ATK’s nighttime combat flares were supposed to withstand a 10-foot drop test without exploding or igniting, the agency said. The company must fix 76,000 flares remaining in the government’s inventory as part of the settlement.
The flares were made in Utah and sold to the Air Force and Army from 2000 to 2006, officials said.
Phillips & Cohen LLP filed a whistleblower lawsuit in Salt Lake City on behalf of ATK flare program manager Kendall Dye, triggering the federal investigation.
“I am glad that the company, rather than taxpayers, is bearing the cost of fixing the problem with the flares,” Dye said in a statement from the law firm. “There were simple, inexpensive tests that would have revealed the defect.”
A whistleblower is typically rewarded with 15 percent to 25 percent of the amount recovered as a result of their lawsuits, Dye’s lawyers said. The Justice Department couldn’t immediately specify the amount he would receive.
The complaint dates back 10 years when the flares were made by a predecessor company, Thiokol Chemical Co., ATK said. Thiokol made the flares at Promontory, an industrial site in northern Utah.
Arlington, Va.-based Alliant Techsystems Inc., known as ATK, purchased Thiokol in 2001.
“We knew this was coming. We agreed to this settlement,” ATK spokesman George Torres said Monday. “We decided it would be best to put this behind us.”
The government investigation involved a number of agencies, including the Defense Criminal Investigative Service, the Air Force Office of Special Investigation, the Navy Naval Criminal Investigative Service, the Army Criminal Investigative Command and auditors from the Defense Contract Audit Agency and the Defense Contract Management Agency.

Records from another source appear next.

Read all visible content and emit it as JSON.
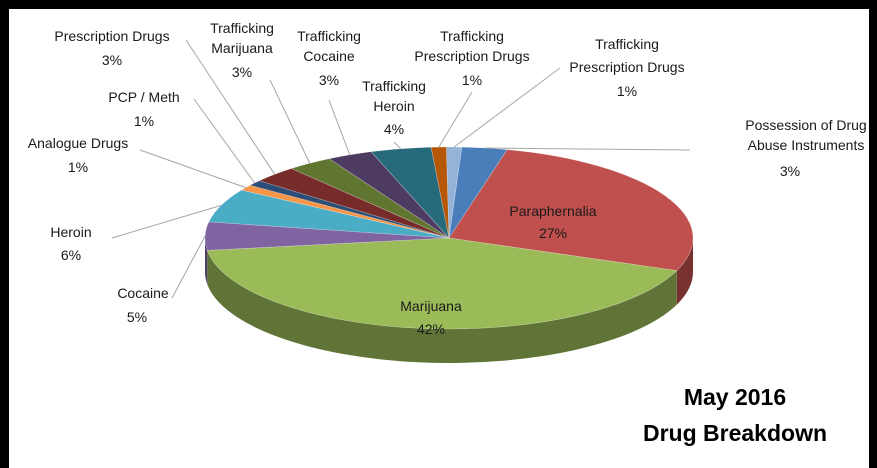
{
  "chart_data": {
    "type": "pie",
    "title_line1": "May 2016",
    "title_line2": "Drug Breakdown",
    "slices": [
      {
        "label": "Possession of Drug Abuse Instruments",
        "value": 3,
        "pct": "3%",
        "color": "#4a7ebb"
      },
      {
        "label": "Paraphernalia",
        "value": 27,
        "pct": "27%",
        "color": "#c0504d"
      },
      {
        "label": "Marijuana",
        "value": 42,
        "pct": "42%",
        "color": "#9bbb59"
      },
      {
        "label": "Cocaine",
        "value": 5,
        "pct": "5%",
        "color": "#8064a2"
      },
      {
        "label": "Heroin",
        "value": 6,
        "pct": "6%",
        "color": "#4bacc6"
      },
      {
        "label": "Analogue Drugs",
        "value": 1,
        "pct": "1%",
        "color": "#f79646"
      },
      {
        "label": "PCP / Meth",
        "value": 1,
        "pct": "1%",
        "color": "#2c4d75"
      },
      {
        "label": "Prescription Drugs",
        "value": 3,
        "pct": "3%",
        "color": "#772c2a"
      },
      {
        "label": "Trafficking Marijuana",
        "value": 3,
        "pct": "3%",
        "color": "#5f7530"
      },
      {
        "label": "Trafficking Cocaine",
        "value": 3,
        "pct": "3%",
        "color": "#4d3b62"
      },
      {
        "label": "Trafficking Heroin",
        "value": 4,
        "pct": "4%",
        "color": "#276a7c"
      },
      {
        "label": "Trafficking Prescription Drugs",
        "value": 1,
        "pct": "1%",
        "color": "#b65708"
      },
      {
        "label": "Trafficking Prescription Drugs",
        "value": 1,
        "pct": "1%",
        "color": "#95b3d7"
      }
    ]
  }
}
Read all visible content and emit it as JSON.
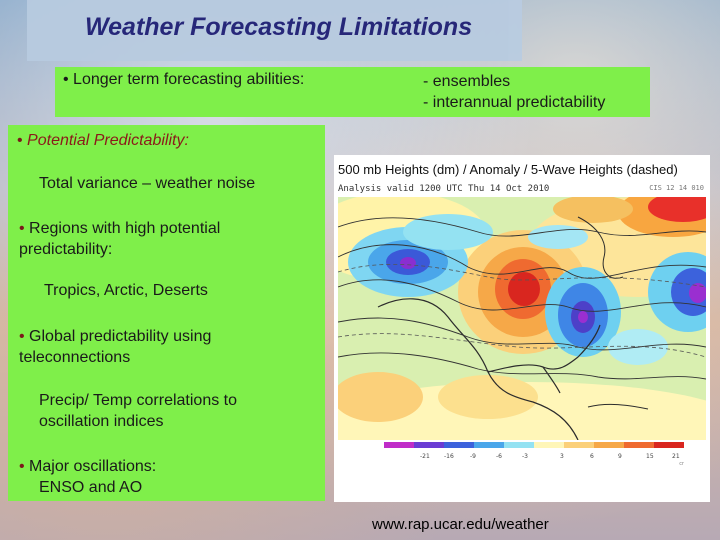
{
  "title": "Weather Forecasting Limitations",
  "top_box": {
    "bullet": "• Longer term forecasting abilities:",
    "lines": [
      "- ensembles",
      "- interannual predictability"
    ]
  },
  "left_box": {
    "pp_bullet": "• ",
    "pp_label": "Potential Predictability:",
    "pp_sub": "Total variance – weather noise",
    "regions_bullet": "• ",
    "regions_line1": "Regions with high potential",
    "regions_line2": "predictability:",
    "regions_sub": "Tropics, Arctic, Deserts",
    "global_bullet": "• ",
    "global_line1": "Global predictability using",
    "global_line2": "teleconnections",
    "precip_line1": "Precip/ Temp correlations to",
    "precip_line2": "oscillation indices",
    "major_bullet": "• ",
    "major_line1": "Major oscillations:",
    "major_line2": "ENSO and AO"
  },
  "map": {
    "title": "500 mb Heights (dm) / Anomaly / 5-Wave Heights (dashed)",
    "subtitle": "Analysis valid 1200 UTC Thu 14 Oct 2010",
    "code": "CIS 12 14 010",
    "scale_labels": [
      "-21",
      "-16",
      "-9",
      "-6",
      "-3",
      "3",
      "6",
      "9",
      "15",
      "21"
    ],
    "credit": "cr"
  },
  "url": "www.rap.ucar.edu/weather"
}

“This settlement demonstrates our commitment to aggressively go after contractors who recklessly disregard and deliberately ignore critical safety defects in munitions used by America’s uniformed fighting men and women on the front lines of the war on terror,” U.S. Attorney for Utah David B. Barlow said in a statement.
Justice Department officials couldn’t immediately say how much money ATK and Thiokol received for the flares, or how many were sold or deemed unsafe.
Dye’s lawyers said he learned in 2005 that ATK had been aware since 2000 that the flares might ignite accidentally if dropped from less than 10 feet, but the company decided not to test the flares. It wasn’t until later that tests for the Navy resulted in a flare igniting at 10 feet and one igniting at 5 feet.
ATK shut down production and the military discontinued using the flares, But ATK didn’t disclose that it had been aware of the potential problem for years. Dye’s lawyers said he advocated for full disclosure but his supervisors told him to keep quiet.